Da leitura do dispositivo, verifica-se que há uma equiparação entre a prática da conjunção carnal — que consiste na relação sexual caracterizada pela introdução do pênis na vagina, dispensando-se penetração completa ou ejaculação [2] — e do ato libidinoso — que é qualquer prática diversa que tenda a excitar ou satisfazer a lascívia do agente.
Significa que, aos olhos do legislador, ambos os atos são punidos da mesma forma e com idêntico rigor, o que tem se mostrado bastante problemático na prática em termos de atendimento do princípio da proporcionalidade da pena. Afinal, um sujeito que “apenas” passou as mãos em qualquer região não púbere do corpo de uma vítima menor de 14 anos poderá receber a mesma reprimenda que o sujeito que com ela manteve conjunção carnal.
Quando se diz “apenas”, não quer se afirmar que a conduta de tocar o corpo alheio sem consentimento e com intenção lasciva não seja grave. Certamente o é.
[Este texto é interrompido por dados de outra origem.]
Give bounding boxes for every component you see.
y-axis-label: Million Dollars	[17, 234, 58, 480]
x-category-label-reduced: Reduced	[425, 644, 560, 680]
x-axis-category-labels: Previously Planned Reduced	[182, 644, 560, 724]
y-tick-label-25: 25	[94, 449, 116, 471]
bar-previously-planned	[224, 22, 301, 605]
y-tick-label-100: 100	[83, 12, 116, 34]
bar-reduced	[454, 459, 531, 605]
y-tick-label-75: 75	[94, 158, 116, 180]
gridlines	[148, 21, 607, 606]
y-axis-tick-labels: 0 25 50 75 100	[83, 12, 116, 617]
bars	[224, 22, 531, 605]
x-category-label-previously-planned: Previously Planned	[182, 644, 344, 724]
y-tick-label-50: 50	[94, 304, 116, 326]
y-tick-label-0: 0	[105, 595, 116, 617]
A questão é que o desvalor de uma ação consistente em forçar a penetração vaginal ou anal parece ganhar relevo quando comparada com condutas que não suplantam a esfera do “passar a mão”.
Presunção de vulnerabilidade de menor de 14 anos
Para tornar a questão ainda mais complexa, relembremos que a presunção de vulnerabilidade do menor de 14 anos é absoluta, conforme preceitua a Súmula 593 do Superior Tribunal de Justiça [3]. Isso inviabiliza eventual desclassificação do estupro de vulnerável para crimes menos graves, como o de importunação sexual, salvo raríssimas exceções [4].
Há, ainda, um outro complicador: a pena mínima cominada ao delito de estupro de vulnerável é de oito anos. Ocorre que, na prática, dificilmente não incidirão na dosimetria da pena circunstâncias judiciais negativas, agravantes ou causas de aumento de pena, já que, como se sabe, grande parte destes crimes ocorre em relações domésticas ou de intimidade e afeto. Isso vai implicar a imposição de regime fechado para quase todos os casos em que há condenação pelo delito do artigo 217-A, CP.
Será mesmo razoável que um sujeito que manteve relações sexuais, com penetração vaginal, contra determinada vítima receba o mesmo regime de cumprimento de pena do que o sujeito que tocou a perna de uma vítima por cima da roupa e lhe deu um abraço, por exemplo?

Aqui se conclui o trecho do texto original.